I’m looking to import into Sketchup a pattern that I created in illustrator
I import it in dwg but once my pattern is in Sketchup, Sketchup becomes very slow.
I don’t think it’s related to my graphics card because I have a very good graphics card, maybe it should be simplified because it’s too heavy, I tried a lot of things but I can’t find the solution.
Someone would have found the workflow to exploit an illustrator pattern in Sketchup?
It’s pretty difficult to give you any guidance with no more than you’ve given for information. Share the .skp file and the file you are importing so we can see what you are working with. If there is a huge amount of geometry, simplifying it may be the best solution.
I can’t open your .ai file (you wrote you had a dwg file which is what I was expecting along with the SketchUp file) but from looking at your images, I can imagine those panels have huge quantities of edges and faces. Between that, the rest of the model, and the images, it isn’t too surprising your computer is choking on it. One thing you can do to help is use .png texture images instead of geometry for the panels. You can make the piercings transparent in the images and then import those as textures to apply to the faces in the model.
The .png won’t have any thickness although you can apply it to a thin 3D shape so it appears to have thickess.

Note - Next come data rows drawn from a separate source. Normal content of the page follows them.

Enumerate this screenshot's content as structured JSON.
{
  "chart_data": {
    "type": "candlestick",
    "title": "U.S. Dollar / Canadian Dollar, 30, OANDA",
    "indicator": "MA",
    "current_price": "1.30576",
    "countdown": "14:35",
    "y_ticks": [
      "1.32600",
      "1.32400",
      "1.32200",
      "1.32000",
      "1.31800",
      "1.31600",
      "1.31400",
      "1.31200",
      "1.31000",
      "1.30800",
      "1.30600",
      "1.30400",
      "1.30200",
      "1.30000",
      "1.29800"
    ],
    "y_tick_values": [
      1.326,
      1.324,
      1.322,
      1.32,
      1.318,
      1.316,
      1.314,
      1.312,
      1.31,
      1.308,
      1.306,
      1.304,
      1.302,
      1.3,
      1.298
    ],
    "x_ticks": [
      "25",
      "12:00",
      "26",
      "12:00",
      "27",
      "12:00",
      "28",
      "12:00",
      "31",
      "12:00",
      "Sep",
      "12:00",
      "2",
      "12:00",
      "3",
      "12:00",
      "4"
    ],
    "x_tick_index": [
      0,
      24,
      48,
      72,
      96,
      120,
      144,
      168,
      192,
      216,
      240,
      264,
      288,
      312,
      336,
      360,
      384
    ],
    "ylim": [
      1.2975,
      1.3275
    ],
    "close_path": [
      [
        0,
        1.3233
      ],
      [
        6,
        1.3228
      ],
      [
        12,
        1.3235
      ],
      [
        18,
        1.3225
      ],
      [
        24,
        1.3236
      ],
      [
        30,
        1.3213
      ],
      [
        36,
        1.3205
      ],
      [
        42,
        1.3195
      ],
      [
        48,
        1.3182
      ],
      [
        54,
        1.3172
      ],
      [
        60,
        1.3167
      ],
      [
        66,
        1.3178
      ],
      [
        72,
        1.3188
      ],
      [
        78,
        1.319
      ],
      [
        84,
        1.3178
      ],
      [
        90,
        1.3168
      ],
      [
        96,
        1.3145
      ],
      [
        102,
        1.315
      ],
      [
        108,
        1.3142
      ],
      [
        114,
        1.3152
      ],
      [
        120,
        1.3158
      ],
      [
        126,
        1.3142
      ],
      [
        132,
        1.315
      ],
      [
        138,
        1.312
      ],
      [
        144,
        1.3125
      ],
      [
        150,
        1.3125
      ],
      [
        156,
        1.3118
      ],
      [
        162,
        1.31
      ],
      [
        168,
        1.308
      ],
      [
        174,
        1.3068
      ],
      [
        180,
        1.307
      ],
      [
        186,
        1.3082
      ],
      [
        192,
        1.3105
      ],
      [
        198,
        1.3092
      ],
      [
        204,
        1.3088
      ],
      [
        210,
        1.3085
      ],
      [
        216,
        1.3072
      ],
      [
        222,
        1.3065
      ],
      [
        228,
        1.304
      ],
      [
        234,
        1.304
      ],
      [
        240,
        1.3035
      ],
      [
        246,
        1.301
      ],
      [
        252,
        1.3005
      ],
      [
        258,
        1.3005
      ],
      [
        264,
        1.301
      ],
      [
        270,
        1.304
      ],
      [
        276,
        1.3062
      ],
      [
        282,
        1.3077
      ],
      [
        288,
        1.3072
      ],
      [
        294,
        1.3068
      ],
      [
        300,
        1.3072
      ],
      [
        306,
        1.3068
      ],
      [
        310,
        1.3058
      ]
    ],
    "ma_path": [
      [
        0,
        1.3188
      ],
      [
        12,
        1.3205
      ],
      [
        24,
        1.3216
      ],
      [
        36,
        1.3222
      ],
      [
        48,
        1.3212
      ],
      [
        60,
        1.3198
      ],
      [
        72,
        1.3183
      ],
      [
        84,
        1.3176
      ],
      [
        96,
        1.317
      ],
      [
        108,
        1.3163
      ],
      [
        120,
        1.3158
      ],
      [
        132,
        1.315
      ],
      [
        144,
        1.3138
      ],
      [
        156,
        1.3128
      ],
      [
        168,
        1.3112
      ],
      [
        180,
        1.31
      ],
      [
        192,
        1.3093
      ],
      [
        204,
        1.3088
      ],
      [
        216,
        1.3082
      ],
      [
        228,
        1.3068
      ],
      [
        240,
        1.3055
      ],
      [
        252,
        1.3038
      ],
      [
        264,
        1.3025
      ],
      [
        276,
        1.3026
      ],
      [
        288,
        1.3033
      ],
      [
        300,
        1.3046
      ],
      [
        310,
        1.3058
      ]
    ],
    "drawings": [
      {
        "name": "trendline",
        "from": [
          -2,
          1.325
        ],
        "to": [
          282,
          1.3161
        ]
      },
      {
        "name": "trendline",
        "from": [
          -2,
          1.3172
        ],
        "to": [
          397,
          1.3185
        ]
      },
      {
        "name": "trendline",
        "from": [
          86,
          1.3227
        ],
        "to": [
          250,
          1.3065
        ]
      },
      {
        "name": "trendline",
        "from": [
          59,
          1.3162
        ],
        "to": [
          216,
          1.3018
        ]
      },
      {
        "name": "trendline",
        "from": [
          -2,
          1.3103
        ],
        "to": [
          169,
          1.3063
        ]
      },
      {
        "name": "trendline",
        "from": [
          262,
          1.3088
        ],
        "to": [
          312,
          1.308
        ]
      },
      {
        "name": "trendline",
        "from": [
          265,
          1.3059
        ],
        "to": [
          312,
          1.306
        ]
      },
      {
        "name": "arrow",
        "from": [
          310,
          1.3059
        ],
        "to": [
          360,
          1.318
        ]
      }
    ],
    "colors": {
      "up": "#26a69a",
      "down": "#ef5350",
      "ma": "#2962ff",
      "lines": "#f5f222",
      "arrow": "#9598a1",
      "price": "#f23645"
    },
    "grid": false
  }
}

In just the .dwg file you supplied there are over half a million edges. By the time you make that 3D you will have more than quadrupled the entity count. Bending the panels with Flowify or something else will further increase the entity count which will cause your computer to struggle. And many of the edges will be very short which creates more issues. You could work with the model scaled up by perhaps 100 or 1000 but it will still take your computer a long time to process all of that geometry.